The study focused on mutations in the gene SCN3A. Scientists already knew that the gene had a pattern of high expression in the brain, before and shortly after birth. Variants in SCN3A had also been previously linked to less severe forms of epilepsy, but the current research solidified this link and was the first to establish that SCN3A mutations cause the severe infantile form.
The gene regulates sodium channels that allow sodium ions into brain cells: “sodium influx underlies action potentials, which are the currency of information transfer in the brain,” said Goldberg. Of four sodium ion channels predominantly expressed in the brain, he added, scientists had discovered that gene mutations in three of those channels already had a clear role in causing forms of epilepsy. Only one channel, called Nav1.3, encoded by the SCN3Agene, had not previously been linked to epilepsy, and hence was the “missing channel.” The new research implicated novel SCN3A mutations in severe childhood epilepsy, joining the other brain-expressed sodium channels as causes of early infantile epileptic encephalopathy.
“We identified gain-of-function mutations in SCN3A,” said Goldberg. “These mutations generate increased channel activity that leaves the ion channel stuck open and leaking current. This overactivity, in turn, leads to epileptic encephalopathy–the most severe type of childhood epilepsy.”
The study team reported on a cohort of four unrelated children from different countries, all of whom had severe epilepsy. Their epilepsy had a particularly early onset, within the first two weeks of life. For the children, the results were devastating: severe to profound developmental delay, seizures that did not respond to medication and lifelong disability.
The researchers used whole-exome sequencing to pinpoint mutations in SCN3A. The mutations were de novo–present in the affected children, but not inherited from the parents. Cell studies, including electrophysiological recordings, revealed detailed properties of the electrical signaling.
Further cell culture studies also showed that existing anti-seizure medications, lacosamide and phenytoin, selectively inhibited the persistent current in mutant ion channels–suggesting a possible future therapy for this condition.
Translating these findings into potential clinical treatments, Goldberg stressed, will require considerable further research–both in nerve cells and in future animal models, in which neurologists can test possible precision-medicine treatments for safety and efficacy before they can be investigated in patients.

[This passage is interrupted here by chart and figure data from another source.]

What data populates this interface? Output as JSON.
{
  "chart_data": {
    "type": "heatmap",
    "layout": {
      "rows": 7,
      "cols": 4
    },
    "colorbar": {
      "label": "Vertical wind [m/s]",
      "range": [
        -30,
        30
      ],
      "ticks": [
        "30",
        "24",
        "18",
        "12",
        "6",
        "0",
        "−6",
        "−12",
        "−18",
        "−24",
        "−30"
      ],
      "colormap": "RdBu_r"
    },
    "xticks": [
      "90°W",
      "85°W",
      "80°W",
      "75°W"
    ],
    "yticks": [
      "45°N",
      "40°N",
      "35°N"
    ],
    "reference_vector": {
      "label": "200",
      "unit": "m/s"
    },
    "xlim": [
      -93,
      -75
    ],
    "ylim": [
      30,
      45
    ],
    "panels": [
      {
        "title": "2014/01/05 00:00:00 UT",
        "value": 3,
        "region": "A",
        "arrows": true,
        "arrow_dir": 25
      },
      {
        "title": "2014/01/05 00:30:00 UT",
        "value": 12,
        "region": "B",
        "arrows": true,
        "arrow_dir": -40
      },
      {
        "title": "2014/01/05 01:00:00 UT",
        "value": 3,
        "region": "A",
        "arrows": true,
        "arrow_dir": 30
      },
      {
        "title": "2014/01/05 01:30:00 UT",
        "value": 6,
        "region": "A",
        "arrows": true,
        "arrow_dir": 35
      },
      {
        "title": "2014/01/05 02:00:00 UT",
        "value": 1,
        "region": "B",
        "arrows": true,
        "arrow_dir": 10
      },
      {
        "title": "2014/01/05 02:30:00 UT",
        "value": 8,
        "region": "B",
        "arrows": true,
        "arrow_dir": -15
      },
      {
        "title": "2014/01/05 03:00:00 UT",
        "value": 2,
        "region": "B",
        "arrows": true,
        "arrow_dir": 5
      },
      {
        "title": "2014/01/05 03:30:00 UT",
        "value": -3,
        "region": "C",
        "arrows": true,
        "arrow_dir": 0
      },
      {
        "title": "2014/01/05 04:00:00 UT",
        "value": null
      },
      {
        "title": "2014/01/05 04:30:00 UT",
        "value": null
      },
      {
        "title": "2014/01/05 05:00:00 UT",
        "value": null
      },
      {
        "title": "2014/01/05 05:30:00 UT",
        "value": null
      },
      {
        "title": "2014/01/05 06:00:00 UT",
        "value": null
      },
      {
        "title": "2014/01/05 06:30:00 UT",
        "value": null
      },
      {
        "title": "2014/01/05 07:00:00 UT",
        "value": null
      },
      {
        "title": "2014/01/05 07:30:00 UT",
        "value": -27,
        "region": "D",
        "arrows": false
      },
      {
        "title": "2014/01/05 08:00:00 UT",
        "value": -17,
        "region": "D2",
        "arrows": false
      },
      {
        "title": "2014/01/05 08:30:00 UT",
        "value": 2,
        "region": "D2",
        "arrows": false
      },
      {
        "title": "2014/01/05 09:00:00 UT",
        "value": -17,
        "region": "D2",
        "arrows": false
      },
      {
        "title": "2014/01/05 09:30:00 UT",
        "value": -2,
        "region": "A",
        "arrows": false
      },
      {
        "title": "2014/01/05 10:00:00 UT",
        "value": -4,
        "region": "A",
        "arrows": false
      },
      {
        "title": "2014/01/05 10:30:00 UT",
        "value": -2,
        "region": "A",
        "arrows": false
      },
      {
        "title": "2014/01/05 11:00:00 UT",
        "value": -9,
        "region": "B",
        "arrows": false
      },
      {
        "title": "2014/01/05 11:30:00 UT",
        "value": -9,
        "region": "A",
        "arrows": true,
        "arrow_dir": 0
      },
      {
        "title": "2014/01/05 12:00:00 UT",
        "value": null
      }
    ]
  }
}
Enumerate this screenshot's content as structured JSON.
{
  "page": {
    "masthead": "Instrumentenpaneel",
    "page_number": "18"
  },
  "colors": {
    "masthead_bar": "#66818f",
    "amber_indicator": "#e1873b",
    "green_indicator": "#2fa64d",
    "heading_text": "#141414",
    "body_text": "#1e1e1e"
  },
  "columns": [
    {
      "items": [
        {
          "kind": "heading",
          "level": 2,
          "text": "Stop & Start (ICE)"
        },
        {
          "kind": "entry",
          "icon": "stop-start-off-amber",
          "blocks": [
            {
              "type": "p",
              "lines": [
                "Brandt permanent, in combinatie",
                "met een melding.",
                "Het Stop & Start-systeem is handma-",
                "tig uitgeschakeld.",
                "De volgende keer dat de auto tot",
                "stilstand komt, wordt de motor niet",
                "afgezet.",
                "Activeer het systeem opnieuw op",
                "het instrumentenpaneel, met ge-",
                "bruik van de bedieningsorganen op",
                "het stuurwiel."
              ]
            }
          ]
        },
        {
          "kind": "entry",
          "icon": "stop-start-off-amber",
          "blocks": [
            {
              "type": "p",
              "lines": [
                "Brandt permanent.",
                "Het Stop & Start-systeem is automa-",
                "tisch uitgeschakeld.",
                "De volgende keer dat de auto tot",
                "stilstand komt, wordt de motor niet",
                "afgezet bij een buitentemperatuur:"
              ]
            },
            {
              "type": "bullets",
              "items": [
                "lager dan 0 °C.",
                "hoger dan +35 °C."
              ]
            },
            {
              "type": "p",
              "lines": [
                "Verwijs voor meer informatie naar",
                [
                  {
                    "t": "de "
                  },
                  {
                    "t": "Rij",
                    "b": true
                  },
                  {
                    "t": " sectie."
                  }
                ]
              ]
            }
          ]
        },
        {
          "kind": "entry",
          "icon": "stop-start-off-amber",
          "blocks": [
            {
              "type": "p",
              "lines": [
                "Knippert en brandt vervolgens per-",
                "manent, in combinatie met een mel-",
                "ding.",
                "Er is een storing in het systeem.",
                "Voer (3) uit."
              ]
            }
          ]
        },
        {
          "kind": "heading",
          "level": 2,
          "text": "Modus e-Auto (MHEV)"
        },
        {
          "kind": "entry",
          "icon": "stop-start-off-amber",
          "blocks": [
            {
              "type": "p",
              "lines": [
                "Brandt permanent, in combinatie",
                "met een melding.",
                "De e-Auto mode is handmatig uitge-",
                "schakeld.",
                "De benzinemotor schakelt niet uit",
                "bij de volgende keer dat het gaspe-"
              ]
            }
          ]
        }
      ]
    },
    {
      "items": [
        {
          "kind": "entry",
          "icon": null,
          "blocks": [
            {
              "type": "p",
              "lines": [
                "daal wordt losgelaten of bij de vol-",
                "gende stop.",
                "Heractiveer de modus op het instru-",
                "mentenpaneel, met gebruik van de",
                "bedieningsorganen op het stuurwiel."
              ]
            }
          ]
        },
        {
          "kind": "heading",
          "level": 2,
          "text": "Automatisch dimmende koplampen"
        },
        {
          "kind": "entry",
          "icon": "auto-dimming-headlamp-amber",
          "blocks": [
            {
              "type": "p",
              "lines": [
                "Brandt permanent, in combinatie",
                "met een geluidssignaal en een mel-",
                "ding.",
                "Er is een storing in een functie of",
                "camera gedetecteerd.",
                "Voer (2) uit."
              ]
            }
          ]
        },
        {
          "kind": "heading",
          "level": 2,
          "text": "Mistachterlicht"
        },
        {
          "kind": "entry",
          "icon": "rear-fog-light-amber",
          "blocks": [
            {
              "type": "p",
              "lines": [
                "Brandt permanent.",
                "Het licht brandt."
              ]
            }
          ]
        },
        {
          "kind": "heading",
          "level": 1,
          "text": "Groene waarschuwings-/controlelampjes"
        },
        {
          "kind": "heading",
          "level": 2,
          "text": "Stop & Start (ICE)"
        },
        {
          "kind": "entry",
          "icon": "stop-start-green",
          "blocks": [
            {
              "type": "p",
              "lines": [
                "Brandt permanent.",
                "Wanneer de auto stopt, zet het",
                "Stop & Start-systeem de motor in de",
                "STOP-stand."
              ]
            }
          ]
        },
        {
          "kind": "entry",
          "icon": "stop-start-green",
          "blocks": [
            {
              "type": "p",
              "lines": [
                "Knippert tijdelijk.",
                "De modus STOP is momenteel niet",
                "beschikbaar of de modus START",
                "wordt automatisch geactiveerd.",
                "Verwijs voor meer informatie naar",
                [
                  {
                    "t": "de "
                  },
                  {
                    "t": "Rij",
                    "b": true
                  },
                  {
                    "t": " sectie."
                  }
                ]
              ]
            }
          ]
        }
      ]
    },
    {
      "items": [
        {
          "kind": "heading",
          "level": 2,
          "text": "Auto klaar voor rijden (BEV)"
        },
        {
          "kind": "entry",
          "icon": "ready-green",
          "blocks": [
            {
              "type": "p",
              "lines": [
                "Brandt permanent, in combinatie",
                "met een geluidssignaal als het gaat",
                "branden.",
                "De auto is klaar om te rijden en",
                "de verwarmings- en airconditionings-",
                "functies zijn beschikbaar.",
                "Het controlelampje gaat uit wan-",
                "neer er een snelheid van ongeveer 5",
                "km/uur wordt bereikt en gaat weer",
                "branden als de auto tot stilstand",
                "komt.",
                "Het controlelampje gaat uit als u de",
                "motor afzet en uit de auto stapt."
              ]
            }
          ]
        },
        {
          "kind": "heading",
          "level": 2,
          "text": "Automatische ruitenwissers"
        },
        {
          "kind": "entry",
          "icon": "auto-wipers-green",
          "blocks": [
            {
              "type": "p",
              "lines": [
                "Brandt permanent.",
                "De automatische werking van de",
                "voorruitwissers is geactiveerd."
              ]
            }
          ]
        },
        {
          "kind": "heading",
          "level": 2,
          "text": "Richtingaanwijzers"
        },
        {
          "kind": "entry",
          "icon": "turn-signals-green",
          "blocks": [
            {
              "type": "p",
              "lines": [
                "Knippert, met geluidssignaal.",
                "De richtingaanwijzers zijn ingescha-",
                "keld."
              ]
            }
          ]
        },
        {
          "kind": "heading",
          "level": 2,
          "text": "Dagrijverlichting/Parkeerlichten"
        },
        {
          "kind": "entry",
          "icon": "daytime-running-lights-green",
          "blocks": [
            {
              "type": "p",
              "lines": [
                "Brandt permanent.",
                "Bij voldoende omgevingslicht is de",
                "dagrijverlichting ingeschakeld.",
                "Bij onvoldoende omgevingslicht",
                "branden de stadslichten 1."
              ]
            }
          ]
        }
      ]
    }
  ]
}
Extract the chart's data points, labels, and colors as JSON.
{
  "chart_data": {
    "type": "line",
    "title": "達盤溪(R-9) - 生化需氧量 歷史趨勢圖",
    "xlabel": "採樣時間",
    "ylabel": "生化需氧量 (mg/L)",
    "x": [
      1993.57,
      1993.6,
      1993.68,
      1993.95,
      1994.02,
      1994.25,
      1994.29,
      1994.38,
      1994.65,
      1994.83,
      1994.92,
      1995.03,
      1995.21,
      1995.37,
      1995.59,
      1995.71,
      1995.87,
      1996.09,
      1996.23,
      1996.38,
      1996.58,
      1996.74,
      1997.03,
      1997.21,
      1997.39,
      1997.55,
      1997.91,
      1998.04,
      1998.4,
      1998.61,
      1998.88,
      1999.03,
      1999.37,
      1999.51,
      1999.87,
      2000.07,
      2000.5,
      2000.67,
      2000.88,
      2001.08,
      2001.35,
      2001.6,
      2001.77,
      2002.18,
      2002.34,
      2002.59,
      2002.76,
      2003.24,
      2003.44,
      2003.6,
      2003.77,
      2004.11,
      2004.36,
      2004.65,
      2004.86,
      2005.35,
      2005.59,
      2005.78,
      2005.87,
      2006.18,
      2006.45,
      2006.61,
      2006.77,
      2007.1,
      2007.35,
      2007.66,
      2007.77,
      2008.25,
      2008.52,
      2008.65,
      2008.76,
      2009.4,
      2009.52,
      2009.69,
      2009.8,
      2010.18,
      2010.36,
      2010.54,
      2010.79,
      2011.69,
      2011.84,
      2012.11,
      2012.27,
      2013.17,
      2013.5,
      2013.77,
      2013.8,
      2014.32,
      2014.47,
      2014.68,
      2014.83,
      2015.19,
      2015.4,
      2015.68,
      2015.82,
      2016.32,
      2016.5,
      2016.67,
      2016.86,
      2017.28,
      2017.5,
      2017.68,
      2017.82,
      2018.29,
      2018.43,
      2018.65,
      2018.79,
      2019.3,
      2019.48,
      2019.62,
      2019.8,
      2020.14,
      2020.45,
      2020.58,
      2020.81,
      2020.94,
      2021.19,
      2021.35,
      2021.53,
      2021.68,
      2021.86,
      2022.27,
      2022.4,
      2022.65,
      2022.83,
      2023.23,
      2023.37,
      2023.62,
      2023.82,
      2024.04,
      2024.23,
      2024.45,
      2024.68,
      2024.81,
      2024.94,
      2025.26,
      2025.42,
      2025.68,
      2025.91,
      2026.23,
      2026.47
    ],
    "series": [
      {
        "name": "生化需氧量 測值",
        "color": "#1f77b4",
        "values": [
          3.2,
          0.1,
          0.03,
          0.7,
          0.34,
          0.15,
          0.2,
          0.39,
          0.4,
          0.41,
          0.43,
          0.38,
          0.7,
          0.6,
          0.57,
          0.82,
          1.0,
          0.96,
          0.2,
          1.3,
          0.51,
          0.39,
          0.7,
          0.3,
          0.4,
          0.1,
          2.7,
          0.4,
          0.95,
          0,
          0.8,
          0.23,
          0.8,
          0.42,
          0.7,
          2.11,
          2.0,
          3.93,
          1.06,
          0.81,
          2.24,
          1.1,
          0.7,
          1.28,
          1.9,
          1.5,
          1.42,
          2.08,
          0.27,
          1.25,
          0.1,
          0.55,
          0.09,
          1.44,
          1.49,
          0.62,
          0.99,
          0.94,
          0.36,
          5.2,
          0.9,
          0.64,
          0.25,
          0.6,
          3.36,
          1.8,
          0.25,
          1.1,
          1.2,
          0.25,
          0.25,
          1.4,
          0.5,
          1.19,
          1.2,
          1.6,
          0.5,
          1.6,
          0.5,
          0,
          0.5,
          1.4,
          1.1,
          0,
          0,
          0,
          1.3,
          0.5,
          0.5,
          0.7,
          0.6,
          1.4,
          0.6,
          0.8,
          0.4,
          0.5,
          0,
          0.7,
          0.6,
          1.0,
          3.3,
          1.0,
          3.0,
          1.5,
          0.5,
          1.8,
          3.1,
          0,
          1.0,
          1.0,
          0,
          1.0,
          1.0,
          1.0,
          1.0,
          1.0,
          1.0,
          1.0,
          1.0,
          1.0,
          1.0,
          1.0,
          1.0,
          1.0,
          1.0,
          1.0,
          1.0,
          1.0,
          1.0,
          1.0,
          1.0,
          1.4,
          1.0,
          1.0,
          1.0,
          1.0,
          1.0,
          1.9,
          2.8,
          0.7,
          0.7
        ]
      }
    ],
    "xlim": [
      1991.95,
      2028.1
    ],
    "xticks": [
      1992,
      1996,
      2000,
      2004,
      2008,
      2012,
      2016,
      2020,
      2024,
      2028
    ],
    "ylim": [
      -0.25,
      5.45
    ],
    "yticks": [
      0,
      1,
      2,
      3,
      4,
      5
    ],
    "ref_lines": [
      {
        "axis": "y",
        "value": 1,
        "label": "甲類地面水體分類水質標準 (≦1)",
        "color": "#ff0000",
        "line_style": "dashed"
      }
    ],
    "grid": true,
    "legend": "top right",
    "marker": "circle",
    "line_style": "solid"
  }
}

In addition, the current research allowed the SCN3A gene to be added to an existing diagnostic test, CHOP’s Epilepsy Panel, which uses next-generation sequencing to rapidly test for over 100 genetic causes of childhood epilepsy.
Precise, early diagnosis, added Goldberg, will be crucial, because of the highly regulated timetable of early-life neurological events. “The mutation’s activity in the Nav1.3 sodium ion channel occurs during a short period in newborns, but if we can intervene during that window, we may be able to help prevent long-term neurological injury and benefit patients,” he said.